Unless you spent your Labor Day weekend in Antarctica or some other place that Sports Center doesn't yet broadcast, you may have noticed that Derek Jeter is about to pass Lou Gehrig on the New York Yankees all time hit list to become the sole Yankee with at least 2,722 hits.
Many have been frustrated, to put it kindly, by the extensive media coverage surrounding Jeter's pursuit of what they feel is a seemingly insignificant milestone when put against the backdrop of the whole of the baseball world.
Many site that if Jeter played on any other team this story would never even be brought up. Which is true, but also irrelevant. The Yankees name is the whole reason why Jeter's milestone is such a landmark event.
I am, of course, a Yankee fan. And although Jeter has never been my favorite player on their teams through the years, no player more perfectly embodies the essence of the Yankees than Jeter.
There have been many great baseball players both in skill and character throughout the years but none seem to capture the love of the public as well as those under the bright lights of the Bronx. Ruth, Gehrig, Dimaggio, Mantle were all not only the biggest sports stars of their time, they were some of the biggest stars of their time in any medium.
In a time when the media kept a more friendly distance from players' personal lives the Yankee greats became a cult of personality that Derek Jeter now truly embodies.
Fans and reporters alike fell in love with Ruth's larger than life prowess and personality. Dimaggio's humble roots and mercurial romance with Marilyn Monroe. Mantle's small town sensibilities and home runs fit for no other place than the Big Apple.
All of these Yankees thrived on the world's biggest stage and people could believe in them. They were never caught up in scandal or crime. Young children and grown men alike looked up to them as heroes. It sounds corny and somewhat ironic to say now, but it was true.
Athletes today always seem to come with a human element. With every aspect of their life open to criticism, we always find something about them not to like, some flaw in the design. This is where Jeter's character becomes all the more admirable.
Despite living and playing under the most powerful of microscopes, Jeter has never so much as flinched from the pressure. He continues to be a model of a champion and a person. Someone that people everywhere can look up to and tell their children "that's the way it is meant to be done".
Other players respect him and even Boston sports writers venerate him.
Women are infatuated by him and men look in awe at his absolutely mythic dating track record.
Whether it is Rick Reilly melting down to a 12-year-old boy at the chance to read his mountainous pile of mail or Gene Wojciechowski claiming that Jeter is the one player that it would truly destroy baseball to have taken steroids sport writers seem as in awe of Jeter as anyone else.

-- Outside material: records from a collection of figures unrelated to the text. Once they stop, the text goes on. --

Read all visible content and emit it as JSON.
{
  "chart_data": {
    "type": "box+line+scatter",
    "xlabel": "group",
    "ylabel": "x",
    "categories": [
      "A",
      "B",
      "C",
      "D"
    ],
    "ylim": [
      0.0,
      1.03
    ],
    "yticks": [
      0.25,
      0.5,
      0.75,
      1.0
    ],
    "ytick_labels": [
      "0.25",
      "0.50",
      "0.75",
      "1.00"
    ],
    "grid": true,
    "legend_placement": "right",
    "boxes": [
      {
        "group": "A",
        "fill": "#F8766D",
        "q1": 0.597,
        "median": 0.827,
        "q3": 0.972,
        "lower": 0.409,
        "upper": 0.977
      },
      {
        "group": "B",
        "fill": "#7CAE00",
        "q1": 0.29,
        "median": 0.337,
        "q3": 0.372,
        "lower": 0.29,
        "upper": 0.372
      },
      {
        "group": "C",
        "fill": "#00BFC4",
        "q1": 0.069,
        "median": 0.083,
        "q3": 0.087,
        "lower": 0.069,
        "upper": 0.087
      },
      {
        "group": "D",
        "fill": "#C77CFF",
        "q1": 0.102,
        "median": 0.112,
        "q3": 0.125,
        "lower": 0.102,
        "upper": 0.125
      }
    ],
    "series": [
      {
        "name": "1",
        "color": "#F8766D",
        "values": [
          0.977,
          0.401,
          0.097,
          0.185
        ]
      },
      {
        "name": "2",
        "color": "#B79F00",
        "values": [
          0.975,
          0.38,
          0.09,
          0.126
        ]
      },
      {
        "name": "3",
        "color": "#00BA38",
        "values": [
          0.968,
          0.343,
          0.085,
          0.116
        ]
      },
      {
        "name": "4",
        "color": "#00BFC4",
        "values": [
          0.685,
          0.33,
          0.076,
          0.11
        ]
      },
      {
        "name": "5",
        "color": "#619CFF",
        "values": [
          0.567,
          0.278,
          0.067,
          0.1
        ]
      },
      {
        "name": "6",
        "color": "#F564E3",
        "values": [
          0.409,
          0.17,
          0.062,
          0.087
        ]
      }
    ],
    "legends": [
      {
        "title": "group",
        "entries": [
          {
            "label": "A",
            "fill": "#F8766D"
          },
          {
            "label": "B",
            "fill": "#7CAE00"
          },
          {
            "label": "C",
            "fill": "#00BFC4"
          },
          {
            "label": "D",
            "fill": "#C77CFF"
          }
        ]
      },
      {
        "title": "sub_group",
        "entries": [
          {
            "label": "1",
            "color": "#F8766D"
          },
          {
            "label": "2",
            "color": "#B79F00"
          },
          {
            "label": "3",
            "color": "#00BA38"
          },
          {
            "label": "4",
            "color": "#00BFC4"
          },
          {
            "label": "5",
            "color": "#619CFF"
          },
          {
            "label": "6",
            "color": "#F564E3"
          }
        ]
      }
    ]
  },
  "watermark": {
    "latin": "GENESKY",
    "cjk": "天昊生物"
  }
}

And that is the second reason why Jeter's legacy is so important: steroids.
In a time in baseball when it is hard to admire anyone's milestones without the shadow of PEDs floating overhead, Jeter is the one player that fans look to as a symbol of pure baseball. We of course can't know for certain that Jeter has played his whole career clean, but he may be the only player in baseball we feel safe believing in, that we trust. A man who has played through the entire steroid era, did it right, and was a model of success and class the whole way. A true champion.
So that is why it is so important that Jeter reach this milestone. And that is why all of these Sports Center anchors are making fools of themselves by drooling over a grown man.
Jeter may not be the greatest player of his era, or even on his own team but he is the one who, like Ruth and Gehrig and Dimaggio and Mantle, is the type of player we all dreamed of being when we were young and hope to see our children become when we are old.
That is why Jeter's 2,722nd hit is so important.